Israel surprised analysts by being the first and only nation in the world to formally recognize Somaliland, the break away region of Somalia, on December 26, 2025. Recognition was framed as an extension of 2020’s Abraham Accords in which Israel pledged to forge diplomatic relations with its Arab and Muslim-majority neighbors, but geography tells a different story.
Israeli officials approached Somaliland in March 2025 with a proposal to house displaced Palestinians from Gaza, though Somaliland has denied that recognition was conditioned on accepting refugees. Regardless, the move has drawn condemnation from at least 20 Muslim-majority and African nations.

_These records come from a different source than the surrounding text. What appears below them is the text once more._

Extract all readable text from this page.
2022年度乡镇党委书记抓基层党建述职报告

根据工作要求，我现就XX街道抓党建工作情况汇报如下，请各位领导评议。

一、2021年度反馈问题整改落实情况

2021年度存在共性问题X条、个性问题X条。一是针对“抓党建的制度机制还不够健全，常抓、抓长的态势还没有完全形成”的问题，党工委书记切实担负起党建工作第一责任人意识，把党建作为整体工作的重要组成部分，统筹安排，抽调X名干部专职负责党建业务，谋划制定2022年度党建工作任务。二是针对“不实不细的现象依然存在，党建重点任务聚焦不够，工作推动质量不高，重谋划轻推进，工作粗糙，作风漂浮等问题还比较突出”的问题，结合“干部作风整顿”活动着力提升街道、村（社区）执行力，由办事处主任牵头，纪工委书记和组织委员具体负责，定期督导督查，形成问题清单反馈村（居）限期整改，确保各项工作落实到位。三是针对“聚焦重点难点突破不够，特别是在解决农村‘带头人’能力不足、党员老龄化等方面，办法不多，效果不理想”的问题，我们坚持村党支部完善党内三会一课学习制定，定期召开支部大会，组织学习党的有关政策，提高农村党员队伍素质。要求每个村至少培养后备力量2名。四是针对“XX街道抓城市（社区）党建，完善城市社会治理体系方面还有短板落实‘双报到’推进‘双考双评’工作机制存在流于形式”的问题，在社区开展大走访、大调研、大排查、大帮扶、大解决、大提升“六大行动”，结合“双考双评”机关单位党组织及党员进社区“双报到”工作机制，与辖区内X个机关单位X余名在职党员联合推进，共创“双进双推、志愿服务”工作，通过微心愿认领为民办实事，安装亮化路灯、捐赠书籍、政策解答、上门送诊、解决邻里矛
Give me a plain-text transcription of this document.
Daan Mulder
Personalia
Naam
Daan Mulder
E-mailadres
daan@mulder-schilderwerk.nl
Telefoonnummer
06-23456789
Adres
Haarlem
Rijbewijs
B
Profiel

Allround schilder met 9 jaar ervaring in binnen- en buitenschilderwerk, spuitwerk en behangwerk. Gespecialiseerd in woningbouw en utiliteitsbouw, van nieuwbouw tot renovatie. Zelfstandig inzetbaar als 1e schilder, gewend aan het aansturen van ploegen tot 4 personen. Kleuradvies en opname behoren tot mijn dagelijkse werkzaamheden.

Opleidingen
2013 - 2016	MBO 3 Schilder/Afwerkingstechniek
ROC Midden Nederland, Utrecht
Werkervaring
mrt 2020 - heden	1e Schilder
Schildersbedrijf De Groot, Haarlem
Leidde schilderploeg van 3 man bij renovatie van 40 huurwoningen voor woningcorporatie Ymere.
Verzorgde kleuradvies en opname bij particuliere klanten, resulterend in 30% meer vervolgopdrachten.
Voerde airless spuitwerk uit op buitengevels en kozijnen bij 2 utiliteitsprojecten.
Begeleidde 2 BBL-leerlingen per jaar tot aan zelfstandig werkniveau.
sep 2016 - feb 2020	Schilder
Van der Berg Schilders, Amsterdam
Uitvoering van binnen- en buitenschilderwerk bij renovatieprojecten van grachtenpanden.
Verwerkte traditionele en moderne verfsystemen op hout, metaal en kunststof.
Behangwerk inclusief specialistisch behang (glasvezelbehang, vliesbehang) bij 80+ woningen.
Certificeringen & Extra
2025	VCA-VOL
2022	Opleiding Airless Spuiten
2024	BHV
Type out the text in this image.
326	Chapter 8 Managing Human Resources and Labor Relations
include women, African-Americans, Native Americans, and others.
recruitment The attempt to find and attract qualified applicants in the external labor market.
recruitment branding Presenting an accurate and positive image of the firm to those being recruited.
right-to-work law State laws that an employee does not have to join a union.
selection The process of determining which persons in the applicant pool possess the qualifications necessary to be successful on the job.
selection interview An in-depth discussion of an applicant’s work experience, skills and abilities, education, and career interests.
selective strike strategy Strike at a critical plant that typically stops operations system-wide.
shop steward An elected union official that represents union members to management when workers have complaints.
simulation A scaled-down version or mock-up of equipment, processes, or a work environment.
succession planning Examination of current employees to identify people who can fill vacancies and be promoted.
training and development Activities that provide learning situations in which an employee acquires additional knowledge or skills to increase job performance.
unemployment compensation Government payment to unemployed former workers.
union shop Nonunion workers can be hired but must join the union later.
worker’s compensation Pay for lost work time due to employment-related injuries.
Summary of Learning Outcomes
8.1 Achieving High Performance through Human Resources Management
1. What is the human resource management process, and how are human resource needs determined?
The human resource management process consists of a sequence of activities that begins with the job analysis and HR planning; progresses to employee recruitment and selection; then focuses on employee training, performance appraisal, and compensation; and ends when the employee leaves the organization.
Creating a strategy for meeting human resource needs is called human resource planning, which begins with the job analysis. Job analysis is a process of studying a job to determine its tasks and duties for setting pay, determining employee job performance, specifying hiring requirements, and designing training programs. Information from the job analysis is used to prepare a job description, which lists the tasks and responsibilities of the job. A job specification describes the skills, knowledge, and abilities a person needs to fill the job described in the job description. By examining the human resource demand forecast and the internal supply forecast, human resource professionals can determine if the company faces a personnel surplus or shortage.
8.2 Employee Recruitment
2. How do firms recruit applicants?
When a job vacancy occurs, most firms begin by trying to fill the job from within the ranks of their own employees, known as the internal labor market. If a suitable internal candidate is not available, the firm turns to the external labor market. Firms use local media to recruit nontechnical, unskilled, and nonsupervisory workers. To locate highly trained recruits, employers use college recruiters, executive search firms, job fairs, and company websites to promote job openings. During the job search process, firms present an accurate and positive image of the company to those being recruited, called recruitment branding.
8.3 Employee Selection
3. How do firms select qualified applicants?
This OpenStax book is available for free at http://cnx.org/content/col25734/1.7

Somalia's president Hassan Sheikh Mohamud warned that Israel would "export its problems in Gaza and open a box of evils in the world."
Somaliland sits directly across the Gulf of Aden from Yemen, where Israel has been conducting strikes against Houthi forces since their 2023 Red Sea blockade. The U.S., France, UK, Japan, Italy, Spain, China, and Saudi Arabia all maintain military facilities in the broader Horn of Africa region, concentrated largely in Djibouti. Somaliland represents uncontested real estate adjacent to one of the world's most militarized maritime choke points.
This isn't diplomatic outreach—it's forward positioning. Recognition gives Israel a potential foothold for intelligence operations, naval logistics, or direct military access directly opposite the Houthi-controlled Yemeni coast. Whether that takes the form of intelligence-sharing agreements, port access, or permanent facilities remains to be seen. But in a region already crowded with great power competition, Israel's entry shifts calculations for Saudi Arabia, the UAE, Turkey, and Egypt—all of whom have stakes in Red Sea security.

China’s People’s Liberation Army conducted two days of live-fire military drills around Taiwan this week, deploying 89 aircraft and drones, 14 naval vessels, and simulated a blockade of Taiwan’s ports. Beijing has dubbed the drills “Justice Mission 2025,” framing the exercises as a response to “external interference.”
Japan’s newly appointed Prime Minister, Sane Takaichi, publicly suggested back in November of 2025 that Tokyo would respond militarily if China were to act on Taiwan. Takaichi’s statements mark a significant departure from Japan’s post-WWII defense policy, which constitutionally restricts military action to self-defence. President Trump, however, claimed that he was not warned of the military drills ahead of time and ultimately was not concerned, claiming he did not believe that Xi Jinping wants to “attack Taiwan.”
The drills themselves are routine, Beijing has conducted similar exercises annually since 2020. What's noteworthy is the escalatory rhythm: U.S. arms packages trigger Chinese drills, which justify Japanese military expansion, which sets the stage for the next U.S. package. U.S. intelligence assesses that XI has directed the PLA to achieve the capability to take Taiwan by force by 2027, though Xi has not set a timeline and public states his preferences for peaceful reunification.